Sunday, February 23, 2025

Mixing Politics and Religion - A Foreboding

  I had a theological dispute with my mother over what is now called the prosperity gospel. She told me it was okay to pray for good things for myself. I had pretty much turned away from being an observant American Baptist at the time, and this did not appeal to my understanding of Christianity. Until I was over 50 years old did I return to church, then it was the Eastern Orthodox Church. Much of what I found incongruent about Protestantism did not exist in Orthodoxy.

What to Expect from the ‘Heretic’ Pastor Trump Installed in the White House (The Bulwark):

White-Cain has been described as one of the most skilled religious entrepreneurs in modern evangelicalism.
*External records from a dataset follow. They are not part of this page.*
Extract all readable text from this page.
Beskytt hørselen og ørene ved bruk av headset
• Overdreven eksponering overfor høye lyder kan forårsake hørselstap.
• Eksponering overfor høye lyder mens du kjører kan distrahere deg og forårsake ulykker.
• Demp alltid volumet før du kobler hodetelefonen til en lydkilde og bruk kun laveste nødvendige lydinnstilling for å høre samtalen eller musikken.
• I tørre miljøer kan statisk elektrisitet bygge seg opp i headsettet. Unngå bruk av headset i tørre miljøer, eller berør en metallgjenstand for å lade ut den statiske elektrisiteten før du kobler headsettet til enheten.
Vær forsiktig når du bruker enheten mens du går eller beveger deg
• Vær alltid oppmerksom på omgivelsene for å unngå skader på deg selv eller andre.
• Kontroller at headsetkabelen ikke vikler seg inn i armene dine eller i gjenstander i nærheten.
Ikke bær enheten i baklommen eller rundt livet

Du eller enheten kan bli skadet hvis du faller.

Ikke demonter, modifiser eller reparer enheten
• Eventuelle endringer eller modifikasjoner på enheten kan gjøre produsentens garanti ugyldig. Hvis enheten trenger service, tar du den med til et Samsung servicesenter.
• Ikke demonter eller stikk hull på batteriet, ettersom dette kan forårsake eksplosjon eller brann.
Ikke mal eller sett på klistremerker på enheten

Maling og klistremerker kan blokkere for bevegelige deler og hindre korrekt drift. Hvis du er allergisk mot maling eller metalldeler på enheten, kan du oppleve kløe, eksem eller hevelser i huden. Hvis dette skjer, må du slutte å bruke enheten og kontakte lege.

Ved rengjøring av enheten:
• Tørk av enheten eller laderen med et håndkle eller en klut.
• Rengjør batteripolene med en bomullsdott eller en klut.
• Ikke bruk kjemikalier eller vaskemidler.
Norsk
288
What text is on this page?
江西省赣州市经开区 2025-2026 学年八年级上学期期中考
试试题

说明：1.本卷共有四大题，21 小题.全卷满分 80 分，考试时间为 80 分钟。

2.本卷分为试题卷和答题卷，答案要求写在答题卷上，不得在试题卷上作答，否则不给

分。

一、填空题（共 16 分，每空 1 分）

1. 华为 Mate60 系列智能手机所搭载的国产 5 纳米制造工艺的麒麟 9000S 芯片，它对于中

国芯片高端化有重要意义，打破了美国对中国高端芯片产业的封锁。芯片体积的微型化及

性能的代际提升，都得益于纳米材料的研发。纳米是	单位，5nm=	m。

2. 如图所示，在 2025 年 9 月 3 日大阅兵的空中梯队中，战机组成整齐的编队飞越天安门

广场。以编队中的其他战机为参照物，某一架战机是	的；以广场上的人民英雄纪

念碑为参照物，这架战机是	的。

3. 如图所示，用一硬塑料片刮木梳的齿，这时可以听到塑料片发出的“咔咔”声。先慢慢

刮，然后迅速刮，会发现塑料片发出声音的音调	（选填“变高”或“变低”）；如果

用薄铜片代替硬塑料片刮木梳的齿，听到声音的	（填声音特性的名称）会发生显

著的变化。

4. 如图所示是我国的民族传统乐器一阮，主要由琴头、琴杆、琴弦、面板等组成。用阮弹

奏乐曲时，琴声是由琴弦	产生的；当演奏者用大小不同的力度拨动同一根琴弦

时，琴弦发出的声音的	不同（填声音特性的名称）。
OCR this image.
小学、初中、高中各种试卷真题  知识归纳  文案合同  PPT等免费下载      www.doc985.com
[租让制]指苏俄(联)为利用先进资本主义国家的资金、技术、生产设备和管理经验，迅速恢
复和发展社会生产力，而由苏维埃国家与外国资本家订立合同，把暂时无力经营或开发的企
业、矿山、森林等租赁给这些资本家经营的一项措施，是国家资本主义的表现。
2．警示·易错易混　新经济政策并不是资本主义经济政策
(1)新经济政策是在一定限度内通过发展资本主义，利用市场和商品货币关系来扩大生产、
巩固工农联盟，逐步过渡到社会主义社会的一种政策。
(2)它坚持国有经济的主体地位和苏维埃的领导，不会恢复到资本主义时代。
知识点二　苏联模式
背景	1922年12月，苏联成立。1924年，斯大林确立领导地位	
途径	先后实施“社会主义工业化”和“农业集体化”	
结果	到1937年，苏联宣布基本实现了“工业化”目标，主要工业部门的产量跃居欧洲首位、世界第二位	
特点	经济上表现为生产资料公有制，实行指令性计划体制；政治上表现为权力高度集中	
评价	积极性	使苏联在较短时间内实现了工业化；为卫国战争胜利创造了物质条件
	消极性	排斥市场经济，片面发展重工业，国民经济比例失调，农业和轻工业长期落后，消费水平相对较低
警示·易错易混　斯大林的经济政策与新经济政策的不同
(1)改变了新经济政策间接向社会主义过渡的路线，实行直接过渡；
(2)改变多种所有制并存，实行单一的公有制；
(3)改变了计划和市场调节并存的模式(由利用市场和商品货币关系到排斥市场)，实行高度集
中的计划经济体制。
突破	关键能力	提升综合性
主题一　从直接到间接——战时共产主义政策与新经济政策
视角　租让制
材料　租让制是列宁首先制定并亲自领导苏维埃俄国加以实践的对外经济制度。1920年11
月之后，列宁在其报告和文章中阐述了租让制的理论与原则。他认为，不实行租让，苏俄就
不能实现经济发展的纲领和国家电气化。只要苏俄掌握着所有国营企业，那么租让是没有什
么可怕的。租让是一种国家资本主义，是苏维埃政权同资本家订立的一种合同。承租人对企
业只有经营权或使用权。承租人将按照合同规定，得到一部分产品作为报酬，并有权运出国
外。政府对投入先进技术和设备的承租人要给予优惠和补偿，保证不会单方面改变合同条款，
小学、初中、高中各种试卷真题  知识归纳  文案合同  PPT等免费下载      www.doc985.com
She advocates a kind of “hard” prosperity gospel that makes the case for faith in explicitly transactional terms, with material rewards for personal fidelity sometimes quite clearly enumerated. (“Soft” prosperity preachers like Joel Osteen would portray faith as helping to produce a more success-oriented mindset.) Befitting her spiritual theme, her ministry fuses entertainment, self-help, and economic empowerment, making her a singular figure in the American religious landscape.
I will say - as does the essay  - that there are plenty of Protestant criticisms of the prosperity gospel. It just does not seem Christian to wide swatches of Christianity.

White-Cain has long held that Trump was divinely chosen to lead the nation and that he is engaged in an ongoing battle against demonic forces. This rhetoric reached its apex and nadir simultaneously during the 2020 election. In November that year, she led a  prayer service calling for “angelic reinforcements” from Africa and South America to intervene on Trump’s behalf. She also warned that Christians who voted against Trump would have to “answer to God” for their ballots. On January 6th, White-Cain delivered the opening prayer at the Ellipse before Trump addressed the crowd, reinforcing—along with many other Charismatic activists who were there that day—the narrative that the election was not just a political contest but a cosmic battle between good and evil. Even after the violence at the U.S. Capitol, she remained a staunch advocate of Trump’s claims of election fraud while continuing to frame his presidency as a battle between God and Satan.

 In this apocalyptic struggle, White-Cain seems to see her service to Donald Trump as an act of faithfulness to God. And for her service she has now once again been rewarded.


Now consider Donald Trump to sign executive order combatting anti-Christian bias from The Orthodox Times. There is not much there, but I read a hope and a solidarity between the lines. I think the Orthodox will be disappointed; I expect Christianity will be narrowly defined to Ms. White-Cain's ilk.